Catalin Marinas <catalin.marinas@xxxxxxx> · Tue, 25 Feb 2025 17:52:25 +0000

On Tue, Feb 25, 2025 at 05:10:10PM +0000, Ryan Roberts wrote:
> On 17/02/2025 14:08, Ryan Roberts wrote:
> > arch_sync_kernel_mappings() is an optional hook for arches to allow them
> > to synchonize certain levels of the kernel pgtables after modification.
> > But arm64 could benefit from a hook similar to this, paired with a call
> > prior to starting the batch of modifications.
> > 
> > So let's introduce arch_update_kernel_mappings_begin() and
> > arch_update_kernel_mappings_end(). Both have a default implementation
> > which can be overridden by the arch code. The default for the former is
> > a nop, and the default for the latter is to call
> > arch_sync_kernel_mappings(), so the latter replaces previous
> > arch_sync_kernel_mappings() callsites. So by default, the resulting
> > behaviour is unchanged.
> 
> Thanks to Kevin Brodsky; after some discussion we realised that while this works
> on arm64 today, it isn't really robust in general.
[...]
> As an alternative, I'm proposing to remove this change (keeping
> arch_sync_kernel_mappings() as it was), and instead start wrapping the vmap pte
> table walker functions with
> arch_enter_lazy_mmu_mode()/arch_exit_lazy_mmu_mode().

I came to the same conclusion why looking at the last three patches. I'm
also not a fan of relying on a TIF flag for batching.

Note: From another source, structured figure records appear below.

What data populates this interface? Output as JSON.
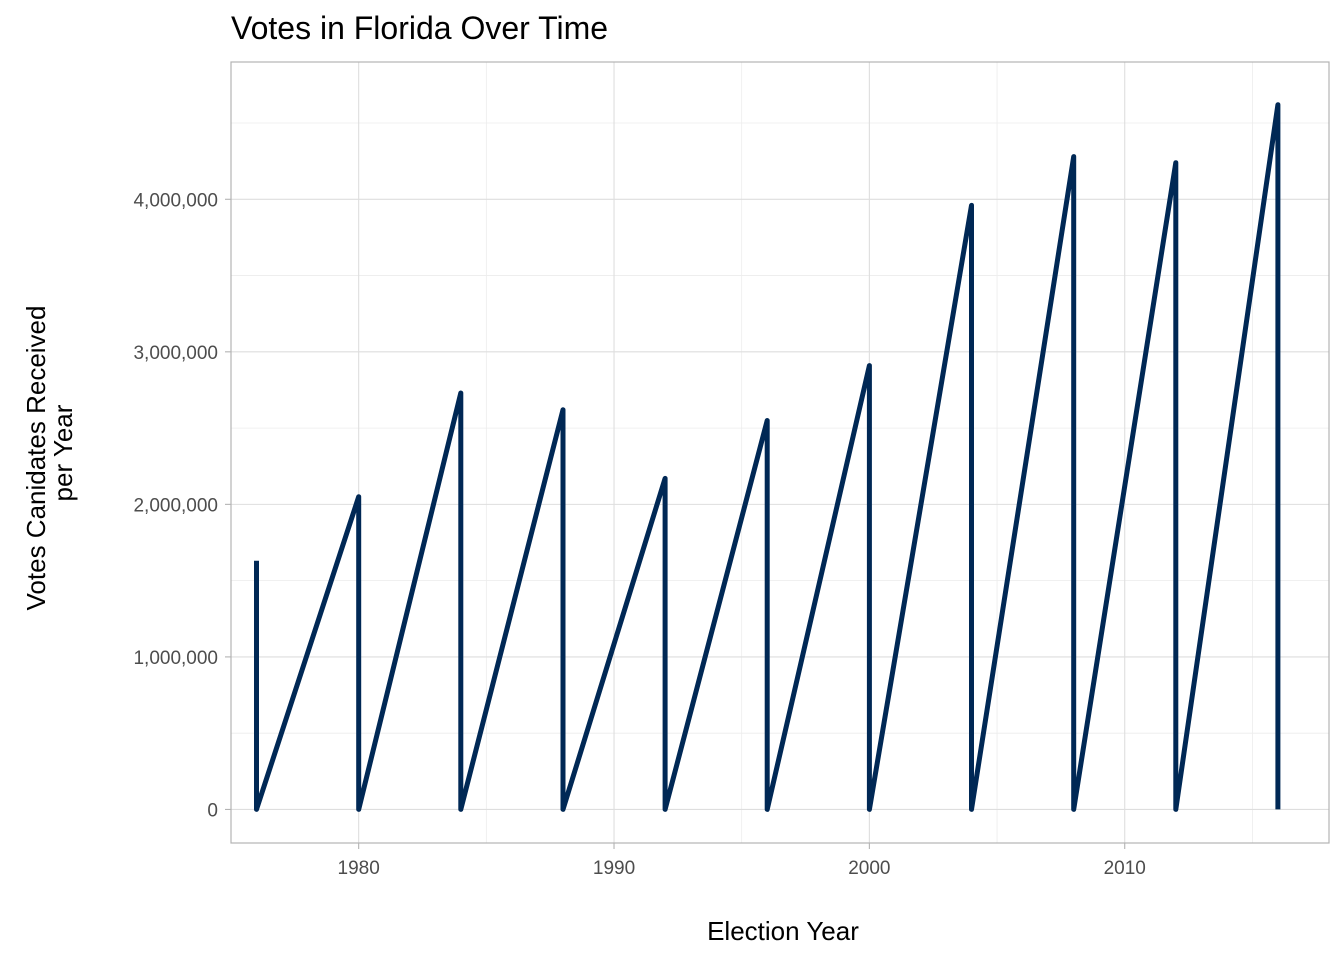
{
  "chart_data": {
    "type": "line",
    "title": "Votes in Florida Over Time",
    "xlabel": "Election Year",
    "ylabel_lines": [
      "Votes Canidates Received",
      "per Year"
    ],
    "xlim": [
      1975,
      2018
    ],
    "ylim": [
      -220000,
      4900000
    ],
    "x_ticks": [
      {
        "value": 1980,
        "label": "1980"
      },
      {
        "value": 1990,
        "label": "1990"
      },
      {
        "value": 2000,
        "label": "2000"
      },
      {
        "value": 2010,
        "label": "2010"
      }
    ],
    "x_minor": [
      1975,
      1985,
      1995,
      2005,
      2015
    ],
    "y_ticks": [
      {
        "value": 0,
        "label": "0"
      },
      {
        "value": 1000000,
        "label": "1,000,000"
      },
      {
        "value": 2000000,
        "label": "2,000,000"
      },
      {
        "value": 3000000,
        "label": "3,000,000"
      },
      {
        "value": 4000000,
        "label": "4,000,000"
      }
    ],
    "y_minor": [
      500000,
      1500000,
      2500000,
      3500000,
      4500000
    ],
    "grid": true,
    "line_color": "#002855",
    "series": [
      {
        "x": [
          1976,
          1976,
          1980,
          1980,
          1984,
          1984,
          1988,
          1988,
          1992,
          1992,
          1996,
          1996,
          2000,
          2000,
          2004,
          2004,
          2008,
          2008,
          2012,
          2012,
          2016,
          2016
        ],
        "y": [
          1630000,
          0,
          2050000,
          0,
          2730000,
          0,
          2620000,
          0,
          2170000,
          0,
          2550000,
          0,
          2910000,
          0,
          3960000,
          0,
          4280000,
          0,
          4240000,
          0,
          4620000,
          0
        ]
      }
    ]
  }
}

> These have a smaller scope
> so there is no risk of the nesting (pgtable allocations happen outside the
> scope). arm64 will then use these lazy mmu hooks for it's purpose of deferring
> barriers. There might be a small amount of performance loss due to the reduced
> scope, but I'm guessing most of the performance is in batching the operations of
> a single pte table.
> 
> One wrinkle is that arm64 needs to know if we are operating on kernel or user
> mappings in lazy mode. The lazy_mmu hooks apply to both kernel and user
> mappings, unlike my previous method which were kernel only. So I'm proposing to
> pass mm to arch_enter_lazy_mmu_mode().

Note that we have the efi_mm that uses PAGE_KERNEL prot bits while your
code only checks for init_mm after patch 13.

-- 
Catalin